La lobectomie est-elle suffisante pour un cancer thyroïdien ?
Pour les cancers différenciés unilatéraux ≤ 2 cm sans extension ni métastase, la lobectomie est la recommandation de première intention selon les ATA 2025. Pour les cancers entre 2 et 4 cm sans extension ni métastase, elle reste une option valide avec des résultats oncologiques équivalents à la thyroïdectomie totale. Au-delà de 4 cm ou en cas de métastases, la thyroïdectomie totale est indiquée.
Doit-on prendre de la lévothyroxine après une lobectomie ?
Dans 70 à 80 % des cas, le lobe restant produit suffisamment d’hormones thyroïdiennes — aucun traitement n’est nécessaire. Dans les 20 à 30 % restants, une hypothyroïdie s’installe progressivement et justifie l’introduction d’une lévothyroxine. Un dosage de TSH à 6-8 semaines post-opératoires permet de l’évaluer.
Peut-on faire une lobectomie en ambulatoire ?
Oui. La lobectomie est la procédure thyroïdienne la mieux adaptée à l’ambulatoire selon la SFE 2022. Elle nécessite une surveillance post-opératoire d’au moins 6 heures dans l’établissement, avec une filière de réadmission en urgence disponible 24h/7j.
Quelle est la différence entre lobectomie et thyroïdectomie totale ?
La lobectomie retire un seul lobe (et l’isthme), laissant le lobe controlatéral en place. La thyroïdectomie totale retire l’ensemble de la glande. La lobectomie présente un taux de complications deux fois plus faible, préserve la fonction thyroïdienne dans 70 à 80 % des cas et est mieux adaptée à l’ambulatoire — au prix d’un risque de totalisation secondaire dans certains cas.
La lobectomie laisse-t-elle une cicatrice visible ?
La cicatrice est horizontale, placée dans un pli naturel du cou, de 4 à 6 cm. Elle est fermée par colle chirurgicale et devient généralement très discrète à 6-12 mois avec des soins adaptés (massage, protection solaire SPF50+). Des voies alternatives sans cicatrice cervicale (trans-orale, trans-axillaire) peuvent être discutées pour des patients sélectionnés.
Si la lobectomie révèle un cancer, faut-il obligatoirement une deuxième opération ?

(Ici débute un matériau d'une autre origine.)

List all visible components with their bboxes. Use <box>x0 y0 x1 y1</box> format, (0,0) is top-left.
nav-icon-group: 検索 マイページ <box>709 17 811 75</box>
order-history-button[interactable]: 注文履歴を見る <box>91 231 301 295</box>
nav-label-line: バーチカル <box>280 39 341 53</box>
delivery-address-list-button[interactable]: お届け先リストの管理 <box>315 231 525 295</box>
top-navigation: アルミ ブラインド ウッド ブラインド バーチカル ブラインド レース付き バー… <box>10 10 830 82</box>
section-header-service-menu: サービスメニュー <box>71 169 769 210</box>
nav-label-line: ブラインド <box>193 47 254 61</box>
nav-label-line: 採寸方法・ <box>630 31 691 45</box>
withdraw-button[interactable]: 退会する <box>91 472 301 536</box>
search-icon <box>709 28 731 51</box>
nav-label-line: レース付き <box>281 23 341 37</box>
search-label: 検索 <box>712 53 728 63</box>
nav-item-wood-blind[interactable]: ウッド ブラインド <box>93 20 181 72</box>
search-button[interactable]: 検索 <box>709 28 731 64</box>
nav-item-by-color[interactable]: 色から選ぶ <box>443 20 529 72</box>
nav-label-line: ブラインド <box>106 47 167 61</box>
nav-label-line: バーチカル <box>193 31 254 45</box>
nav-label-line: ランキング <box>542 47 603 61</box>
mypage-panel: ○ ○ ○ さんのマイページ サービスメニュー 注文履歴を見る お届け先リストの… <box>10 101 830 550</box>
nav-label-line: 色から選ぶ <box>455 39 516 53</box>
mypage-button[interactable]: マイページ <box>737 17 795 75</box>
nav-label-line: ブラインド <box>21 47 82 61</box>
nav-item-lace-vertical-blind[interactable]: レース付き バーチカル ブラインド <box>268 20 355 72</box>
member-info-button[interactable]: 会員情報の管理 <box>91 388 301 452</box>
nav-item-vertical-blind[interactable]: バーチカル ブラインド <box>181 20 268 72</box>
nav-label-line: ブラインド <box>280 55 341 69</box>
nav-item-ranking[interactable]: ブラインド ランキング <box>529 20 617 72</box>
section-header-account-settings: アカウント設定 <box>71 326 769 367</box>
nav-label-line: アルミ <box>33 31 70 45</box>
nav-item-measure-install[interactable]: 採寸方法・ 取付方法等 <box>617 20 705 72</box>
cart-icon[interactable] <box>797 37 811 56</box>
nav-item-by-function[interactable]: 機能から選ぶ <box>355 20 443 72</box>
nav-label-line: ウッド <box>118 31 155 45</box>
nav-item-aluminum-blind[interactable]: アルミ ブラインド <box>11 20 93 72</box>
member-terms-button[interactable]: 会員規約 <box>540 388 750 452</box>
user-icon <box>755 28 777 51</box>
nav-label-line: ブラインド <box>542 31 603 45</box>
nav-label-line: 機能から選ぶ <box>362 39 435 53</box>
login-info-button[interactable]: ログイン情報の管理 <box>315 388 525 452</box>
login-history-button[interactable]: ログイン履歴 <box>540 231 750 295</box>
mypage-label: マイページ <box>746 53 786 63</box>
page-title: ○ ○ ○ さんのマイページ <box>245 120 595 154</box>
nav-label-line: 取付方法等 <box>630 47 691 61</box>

Non, pas systématiquement. Si le cancer révélé ne nécessite pas d’irathérapie — ce qui est le cas pour la majorité des petits cancers papillaires — aucune totalisation secondaire n’est indiquée. La décision est discutée en RCP (réunion de concertation pluridisciplinaire) sur la base de l’anatomopathologie définitive. À retenir La lobectomie retire un seul lobe thyroïdien ; elle dure environ 1 heure et se réalise le plus souvent en ambulatoire Taux de complications deux fois plus faible qu’après thyroïdectomie totale (10,8 % vs 20,4 %, SFE 2022) ATA 2025 : lobectomie recommandée (should) pour DTC unilatéral ≤ 2 cm cT1cN0M0 ; option valide (may) pour DTC 2-4 cm cT2cN0M0 sans extension ni métastase — avec information sur 20 % de risque de totalisation secondaire 70 à 80 % des patients n’ont pas besoin de lévothyroxine après lobectomie Le NIM et le Fluobeam LX réduisent les risques de paralysie récurrentielle et d’hypoparathyroïdie (Recommandations 7.23, 7.25, SFE 2022) La TSH doit être dosée à 6-8 semaines post-opératoires pour évaluer la fonction du lobe restant
Qu’est-ce qu’une lobectomie thyroïdienne ?
C’est une chirurgie qui consiste à retirer un seul lobe de la thyroïde.
Quand propose-t-on une lobectomie au lieu d’une thyroïdectomie totale ?
En cas de nodule isolé, de petit cancer bien limité ou de goitre unilatéral.
Est-ce que je devrai prendre un traitement après une lobectomie ?
Pas forcément. La moitié restante de la thyroïde suffit souvent à produire les hormones nécessaires. Cependant, dans 20% des cas, il sera nécessaire de prendre des hormones thyroïdiennes.
Est-ce que l’opération est douloureuse ?
Non, seulement une gêne modérée au niveau du cou, soulagée par des antalgiques simples.
Quand pourrai-je reprendre une activité normale ?
La reprise des activités douces est possible en quelques jours, et la reprise complète en 2 à 3 semaines.